Christian Opitz: Einerseits ist Ernährung Ausdruck unseres Bewusstseins, andererseits beeinflusst Ernährung unser Bewusstsein. Wie gesagt ist Essen leicht einsetzbar als emotionales Regulativ, als Ersatz für Liebe, Bestätigung und so weiter. Je mehr man emotionale Unabhängigkeit erlangt hat – unter anderem dadurch, dass man sich den unangenehmen Dingen in seinem Leben stellt, statt sie mit Essen zu dämpfen – desto unabhängiger wird man auch von solchen Hilfs- und Fluchtmitteln wie Essen. Das Bewusstsein bestimmt die Struktur unseres Körpers und umgekehrt. Ich vergleiche den Körper gerne mit einer Violine. Die macht von alleine noch keine Musik, sie ist nur das Instrument, mit dem der Musiker sich ausdrückt. Ist die Violine falsch gestimmt, wird der musikalische Ausdruck des Musikers zu wünschen übrig lassen. Ist der Körper schlecht gestimmt, weil man ihm alle möglichen Gifte über die Nahrung zugeführt hat, dann wird auch das Bewusstsein schlecht gestimmt sein und sich nicht ausdrücken können. Das ist eine eindeutige Wechselwirkung.

Mit welchen Schwerpunkten wirst Du Deine Seminarreihen in Deutschland fortsetzen?

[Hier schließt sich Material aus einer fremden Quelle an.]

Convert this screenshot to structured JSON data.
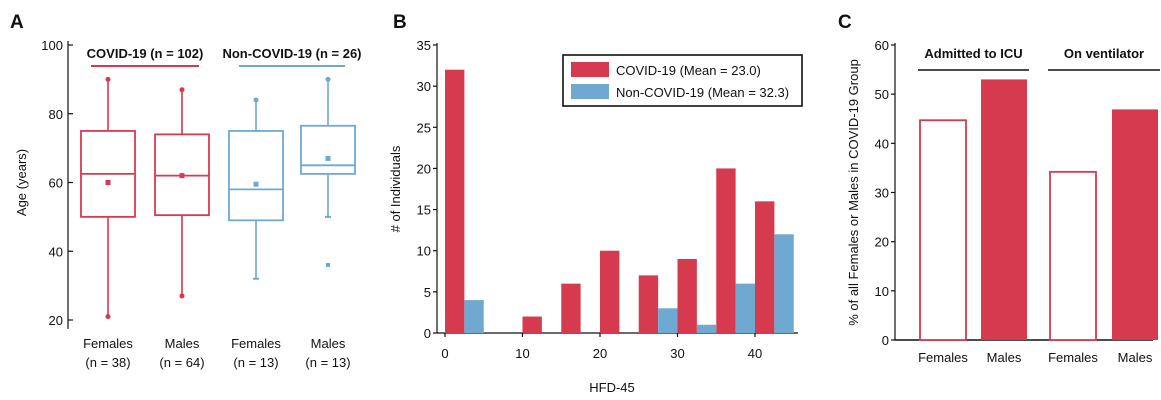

Christian Opitz: Ende September, Anfang Oktober komme ich für zwei Seminare. Zusammen mit Daniel Barron, dem Erfinder von ESH, der Methode, die wir in den Seminaren vorstellen. Für mich ist ESH (Emotive Subself Healing) eine der stärksten Methoden für wirklich tiefe emotionale Heilung.